Nevertheless, the realtor calls when I return to the office. Strategies. Compromises. Counter offers. After over two months we are both weary. He senses how brittle I've become. He's taken to texting me, “Try to get a good night's sleep. Everything will be OK.” I know that everything will be OK but the fact that decisions being made right now will have a huge effect on our future is scary and agitating. I do try to sleep and my activity monitor has me at well over five miles walked nearly every day. My dad used to say, “The most important thing is your health,” and I'd call him an old fart. Now I take fistfuls of vitamins and supplements and walk and watch what I eat. Despite the crisis du jour I feel stronger and more fit at age 56 than I ever have in my life.

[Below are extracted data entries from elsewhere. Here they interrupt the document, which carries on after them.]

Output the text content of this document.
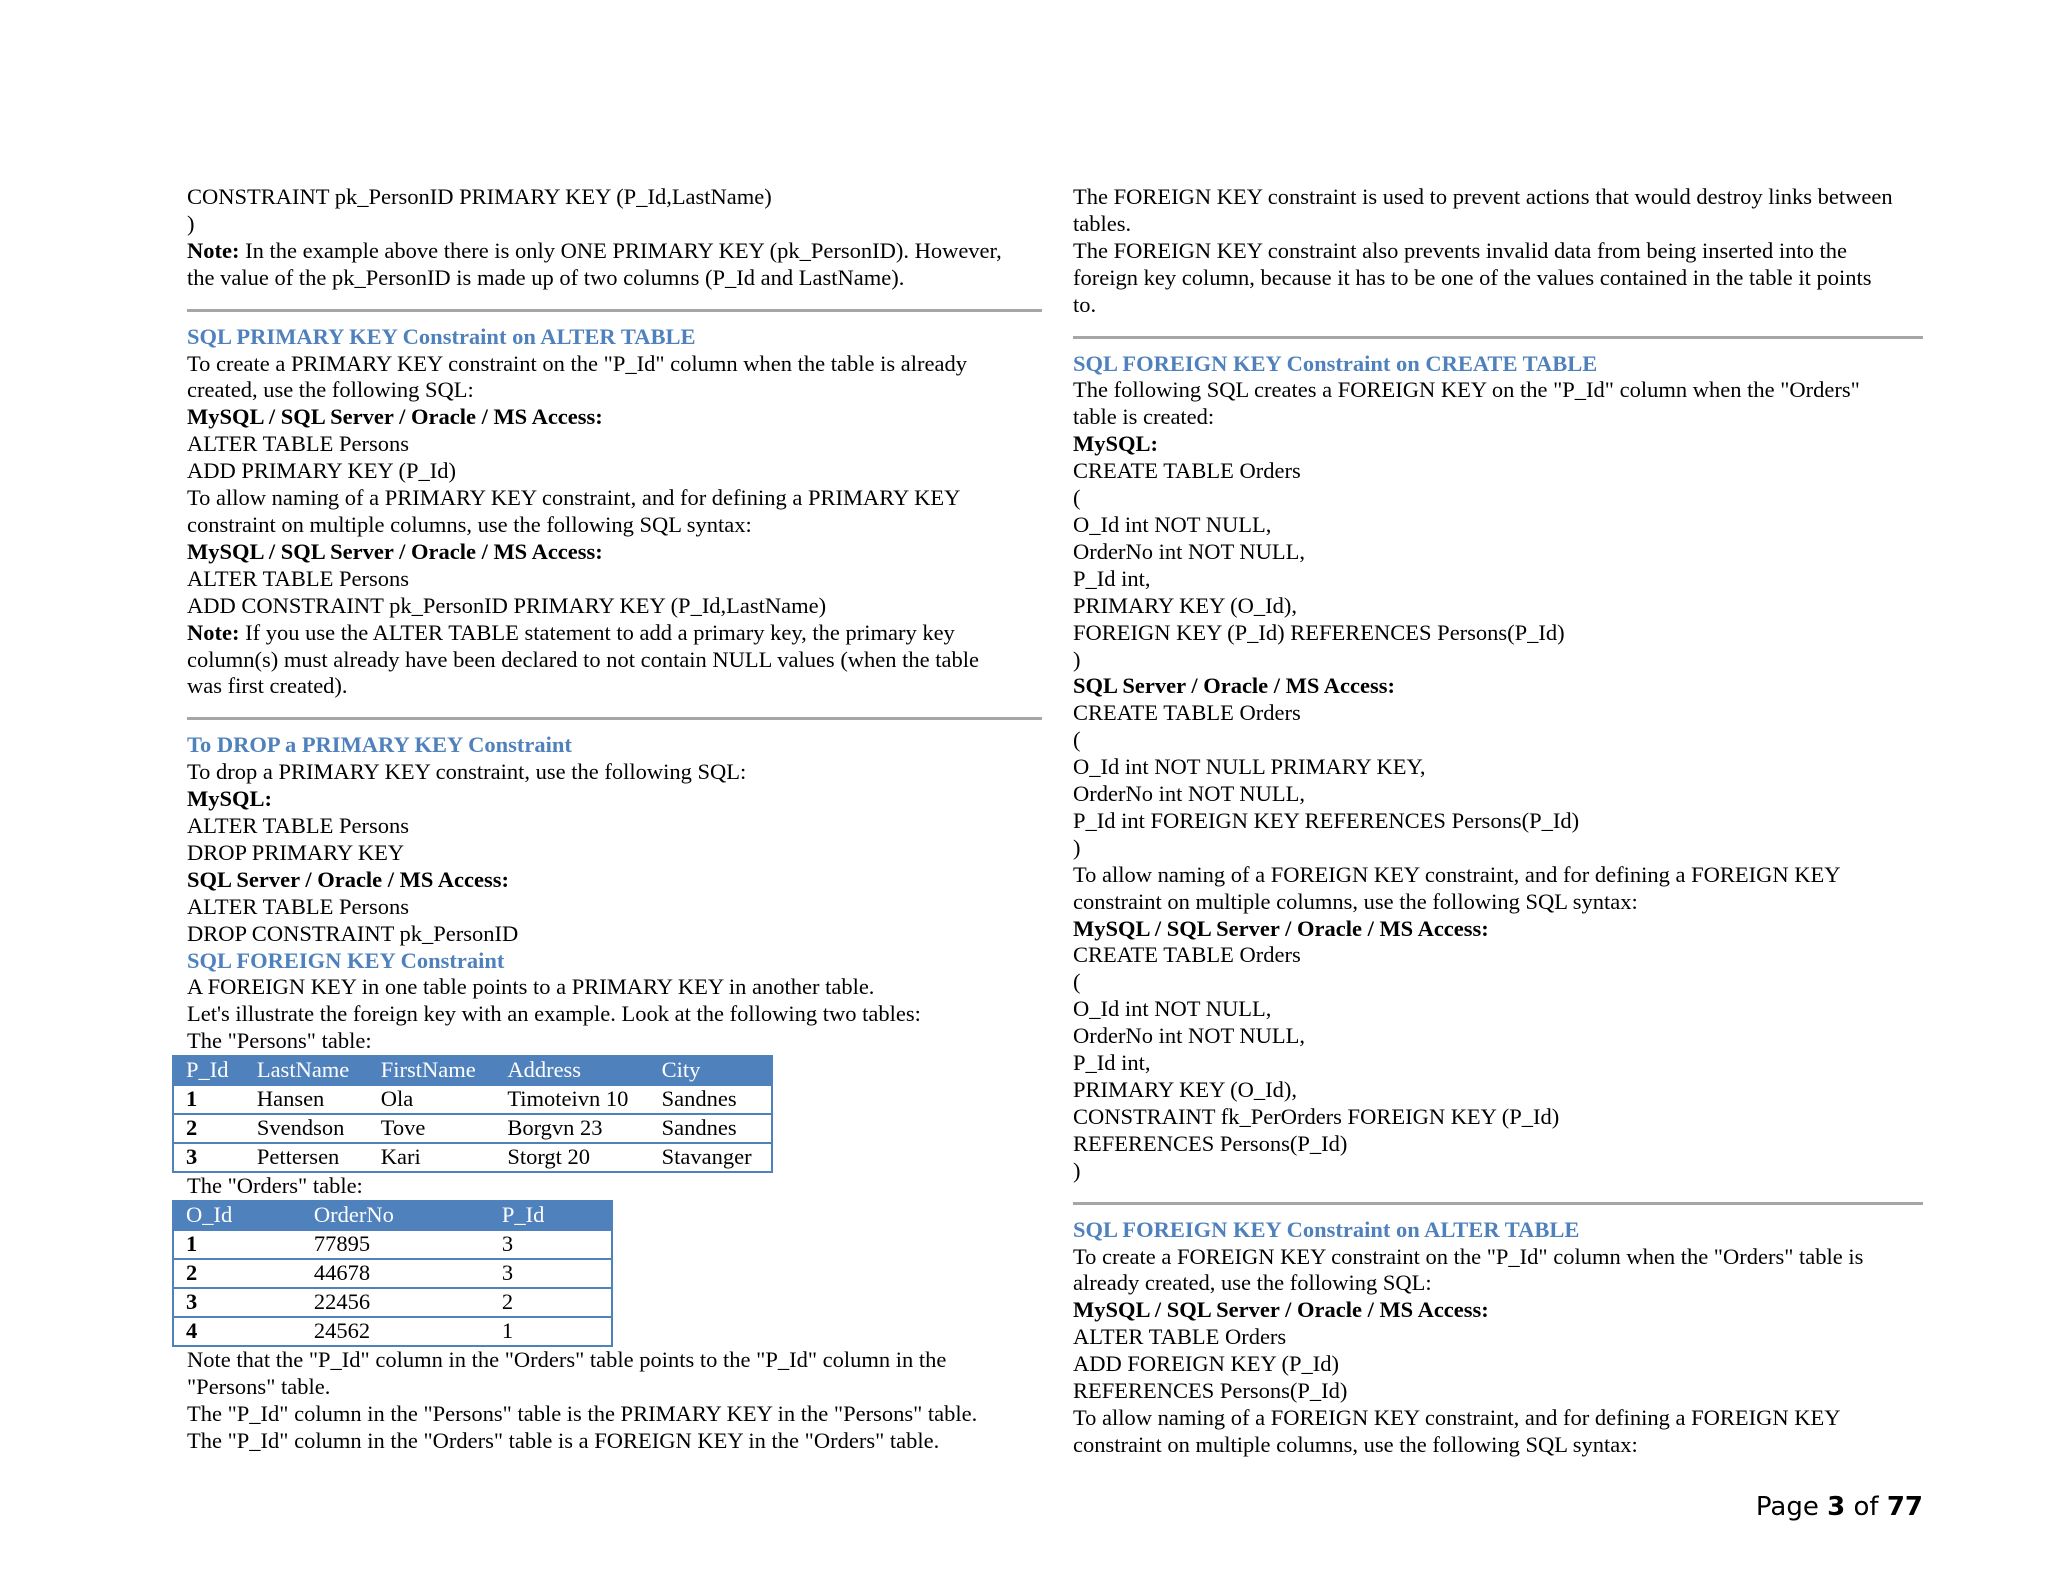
CONSTRAINT pk_PersonID PRIMARY KEY (P_Id,LastName)
)
Note: In the example above there is only ONE PRIMARY KEY (pk_PersonID). However,
the value of the pk_PersonID is made up of two columns (P_Id and LastName).
SQL PRIMARY KEY Constraint on ALTER TABLE
To create a PRIMARY KEY constraint on the "P_Id" column when the table is already
created, use the following SQL:
MySQL / SQL Server / Oracle / MS Access:
ALTER TABLE Persons
ADD PRIMARY KEY (P_Id)
To allow naming of a PRIMARY KEY constraint, and for defining a PRIMARY KEY
constraint on multiple columns, use the following SQL syntax:
MySQL / SQL Server / Oracle / MS Access:
ALTER TABLE Persons
ADD CONSTRAINT pk_PersonID PRIMARY KEY (P_Id,LastName)
Note: If you use the ALTER TABLE statement to add a primary key, the primary key
column(s) must already have been declared to not contain NULL values (when the table
was first created).
To DROP a PRIMARY KEY Constraint
To drop a PRIMARY KEY constraint, use the following SQL:
MySQL:
ALTER TABLE Persons
DROP PRIMARY KEY
SQL Server / Oracle / MS Access:
ALTER TABLE Persons
DROP CONSTRAINT pk_PersonID
SQL FOREIGN KEY Constraint
A FOREIGN KEY in one table points to a PRIMARY KEY in another table.
Let's illustrate the foreign key with an example. Look at the following two tables:
The "Persons" table:
P_Id	LastName	FirstName	Address	City
1	Hansen	Ola	Timoteivn 10	Sandnes
2	Svendson	Tove	Borgvn 23	Sandnes
3	Pettersen	Kari	Storgt 20	Stavanger
The "Orders" table:
O_Id	OrderNo	P_Id
1	77895	3
2	44678	3
3	22456	2
4	24562	1
Note that the "P_Id" column in the "Orders" table points to the "P_Id" column in the
"Persons" table.
The "P_Id" column in the "Persons" table is the PRIMARY KEY in the "Persons" table.
The "P_Id" column in the "Orders" table is a FOREIGN KEY in the "Orders" table.
The FOREIGN KEY constraint is used to prevent actions that would destroy links between
tables.
The FOREIGN KEY constraint also prevents invalid data from being inserted into the
foreign key column, because it has to be one of the values contained in the table it points
to.
SQL FOREIGN KEY Constraint on CREATE TABLE
The following SQL creates a FOREIGN KEY on the "P_Id" column when the "Orders"
table is created:
MySQL:
CREATE TABLE Orders
(
O_Id int NOT NULL,
OrderNo int NOT NULL,
P_Id int,
PRIMARY KEY (O_Id),
FOREIGN KEY (P_Id) REFERENCES Persons(P_Id)
)
SQL Server / Oracle / MS Access:
CREATE TABLE Orders
(
O_Id int NOT NULL PRIMARY KEY,
OrderNo int NOT NULL,
P_Id int FOREIGN KEY REFERENCES Persons(P_Id)
)
To allow naming of a FOREIGN KEY constraint, and for defining a FOREIGN KEY
constraint on multiple columns, use the following SQL syntax:
MySQL / SQL Server / Oracle / MS Access:
CREATE TABLE Orders
(
O_Id int NOT NULL,
OrderNo int NOT NULL,
P_Id int,
PRIMARY KEY (O_Id),
CONSTRAINT fk_PerOrders FOREIGN KEY (P_Id)
REFERENCES Persons(P_Id)
)
SQL FOREIGN KEY Constraint on ALTER TABLE
To create a FOREIGN KEY constraint on the "P_Id" column when the "Orders" table is
already created, use the following SQL:
MySQL / SQL Server / Oracle / MS Access:
ALTER TABLE Orders
ADD FOREIGN KEY (P_Id)
REFERENCES Persons(P_Id)
To allow naming of a FOREIGN KEY constraint, and for defining a FOREIGN KEY
constraint on multiple columns, use the following SQL syntax:
Page 3 of 77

Tuesday morning I find an enormous hard lump in what I will demurely refer to as gynecological territory. Farrah Fawcett immediately comes to mind. The only thing worse than cancer I guess is cancer emanating from an embarrassing body part. My doctor squeezes me in and I drive through rush hour to Beverly Hills, mentally composing instructions to the family about managing various affairs, including the conclusion of the nightmare building sale, in case the news is bad. The diagnosis is a cyst and if my longtime doctor and friend wouldn't have teased me unmercifully I would have wept with joy at this news. Rather than face another interminable trip to Beverly Hills, I ask her to excise the lump on the spot without anesthesia. This sounds very butch but the pain is minimal. I return home and continue to talk late into the night with the realtor. The parents of the kid in the helicopter on the roof of Children's Hospital would switch places with me in a heartbeat. My own problems rate very low on the worldwide scale of woe. Nevertheless, these negotiations will effect my own family and my employees and their families too for years to come. I strive for perspective. How different tonight's Shabbat would be if my doctor had ordered a biopsy. How thankful I am not to have this to distract me from the building sale. I will, as Mom advised, not let myself wish for time to hurry on. I have both kids at home. This will be rarer and rarer. Even the most convoluted real estate deal ever in human history would make me want to accelerate the time I have being a mom with the kids, sloppy and lazy as they are, close at hand.